Advanced Word Representations for Deep Learning
Winter Semester 2017/2018
Table of Contents
1 Course information
Warning: this course can only be attended by students who received a confirmation of their registration before the first lecture.
1.1 Description
Over the last five years, distributed word representations have largely replaced traditional word representations in natural language processing. Words used to be represented as a disjoint units in traditional respresentations. However, now we are increasingly using distributed representations that use distributional semantics to structure a vector space such that semantically or syntactically similar words have similar representations. In this Hauptseminar, we will will focus on three main questions:
- How can distributed representations be constructed?
- What information do distributed representations encode?
- How can representations for larger units be derived from smaller units?

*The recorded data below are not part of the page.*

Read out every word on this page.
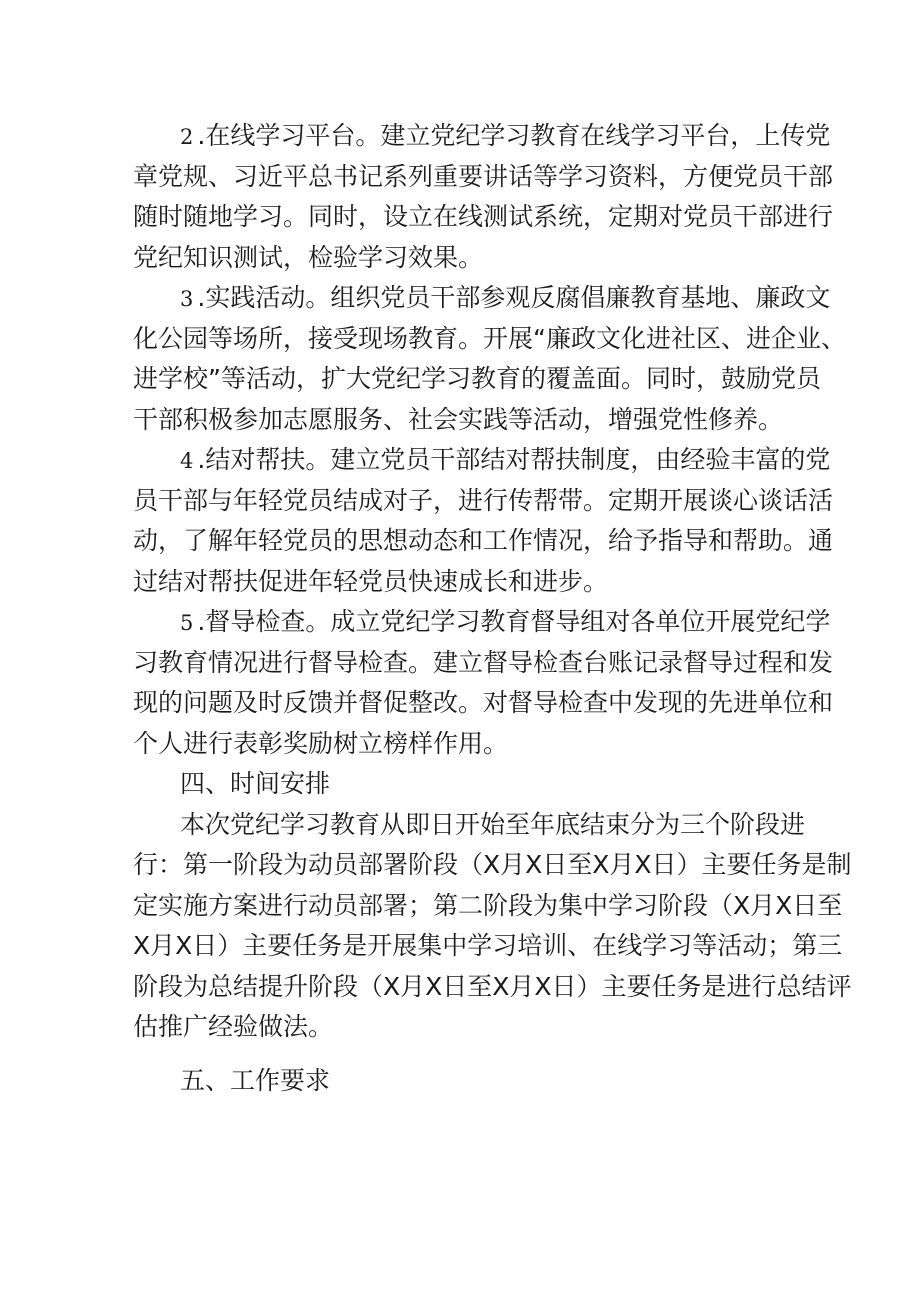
2 .在线学习平台。建立党纪学习教育在线学习平台，上传党
章党规、习近平总书记系列重要讲话等学习资料，方便党员干部
随时随地学习。同时，设立在线测试系统，定期对党员干部进行
党纪知识测试，检验学习效果。
3 .实践活动。组织党员干部参观反腐倡廉教育基地、廉政文
化公园等场所，接受现场教育。开展“廉政文化进社区、进企业、
进学校”等活动，扩大党纪学习教育的覆盖面。同时，鼓励党员
干部积极参加志愿服务、社会实践等活动，增强党性修养。
4 .结对帮扶。建立党员干部结对帮扶制度，由经验丰富的党
员干部与年轻党员结成对子，进行传帮带。定期开展谈心谈话活
动，了解年轻党员的思想动态和工作情况，给予指导和帮助。通
过结对帮扶促进年轻党员快速成长和进步。
5 .督导检查。成立党纪学习教育督导组对各单位开展党纪学
习教育情况进行督导检查。建立督导检查台账记录督导过程和发
现的问题及时反馈并督促整改。对督导检查中发现的先进单位和
个人进行表彰奖励树立榜样作用。
四、时间安排
本次党纪学习教育从即日开始至年底结束分为三个阶段进
行：第一阶段为动员部署阶段（X月X日至X月X日）主要任务是制
定实施方案进行动员部署；第二阶段为集中学习阶段（X月X日至
X月X日）主要任务是开展集中学习培训、在线学习等活动；第三
阶段为总结提升阶段（X月X日至X月X日）主要任务是进行总结评
估推广经验做法。
五、工作要求
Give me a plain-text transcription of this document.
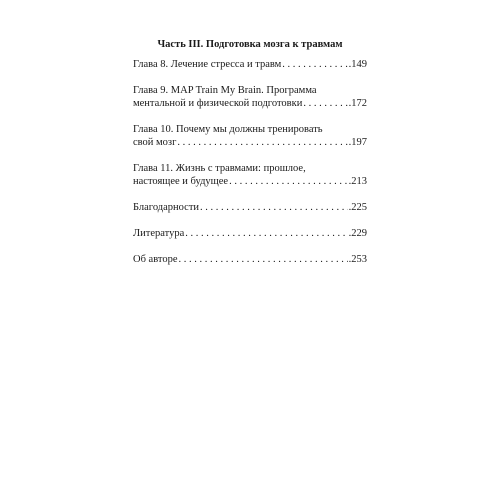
Часть III. Подготовка мозга к травмам
Глава 8. Лечение стресса и травм . . .	.149
Глава 9. MAP Train My Brain. Программа
ментальной и физической подготовки . . .	.172
Глава 10. Почему мы должны тренировать
свой мозг . . .	.197
Глава 11. Жизнь с травмами: прошлое,
настоящее и будущее . . .	.213
Благодарности . . .	.225
Литература . . .	.229
Об авторе . . .	.253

This course is structured as an intensive reading and research class. Every week we will discuss one or two papers. The papers will not be presented, but discussed in detail, and each weekly discussion is led by a student. Throughout the course, we will do experiments based on the questions that come up during these discussions.
1.2 Time/location
- Lecturer: Daniël de Kok <daniel.de-kok@uni-tuebingen.de>
- Local organizer: Corina Dima <corina.dima@uni-tuebingen.de>
- When:
- Wednesday 11:15-13:00, Room 2.31, Verfügungsgebäude
- First lecture: Wednesday, October 24
2 Schedule
The reading schedule will be adjusted throughout the course based on the interests and research questions of the attendents.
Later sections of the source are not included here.